En revanche, le groupe à base de poisson a dépassé le score cDQI, indiquant un équilibre dans la qualité des aliments d’origine animale et végétale consommés. En revanche, le groupe à base de viande a obtenu le score le plus faible, mettant en évidence de potentielles carences nutritionnelles.

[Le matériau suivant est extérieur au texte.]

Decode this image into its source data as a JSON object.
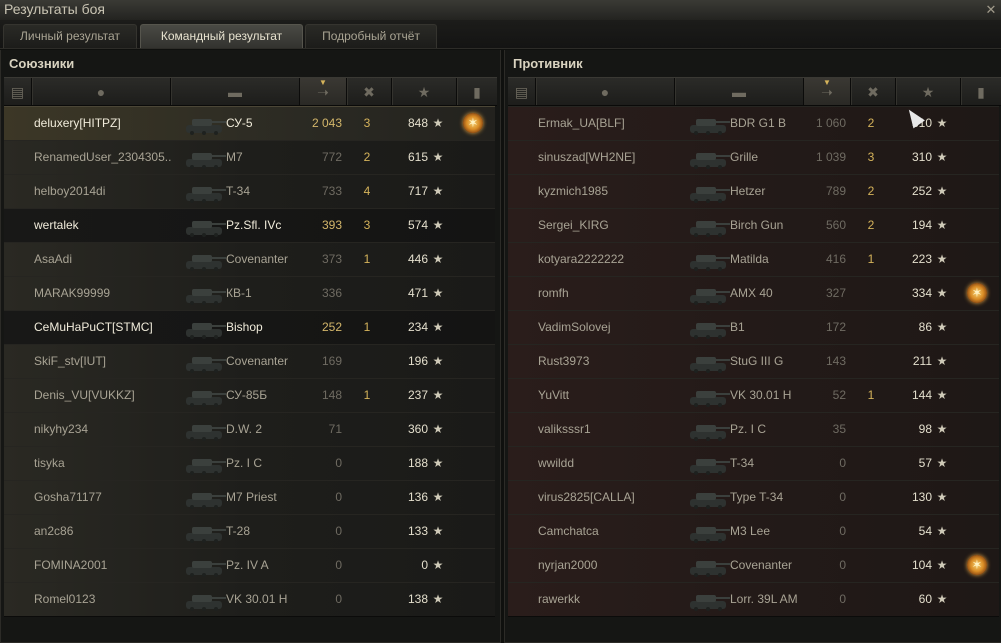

Du point de vue du risque pour la santé, le groupe à base de plantes était le plus bénéfique, avec le HRS le plus faible, tandis que le groupe à base de viande présentait le risque le plus élevé. Il a été noté qu’un régime pauvre en céréales complètes et en légumineuses et riche en viande rouge contribuait de manière significative à un HRS plus élevé.
L’évaluation de l’impact environnemental a révélé que le régime alimentaire à base de plantes avait l’empreinte environnementale la plus faible, tandis que le régime alimentaire à base de viande présentait l’impact le plus important.
Il est intéressant de noter que la consommation d’aliments biologiques était plus répandue dans les groupes à base de plantes et de poisson sain, avec une baisse notable dans les groupes à base de viande et de lait.
L’analyse économique a révélé que les individus appartenant au groupe des consommateurs de plantes saines consacraient une plus grande partie de leurs revenus à l’alimentation, privilégiant souvent les produits biologiques, contribuant ainsi à des dépenses alimentaires globales plus élevées. En revanche, ceux du groupe à base de viande disposaient d’un budget inférieur pour les aliments biologiques.
En ce qui concerne les dépenses en protéines, le cluster à base de viande a dépensé le plus, tandis que le cluster à base de plantes a dépensé le moins, se concentrant souvent sur les noix comme sources de protéines.
Ces résultats soulignent la diversité des modèles alimentaires et mettent en évidence l’interdépendance du régime alimentaire avec les résultats sanitaires, environnementaux et économiques.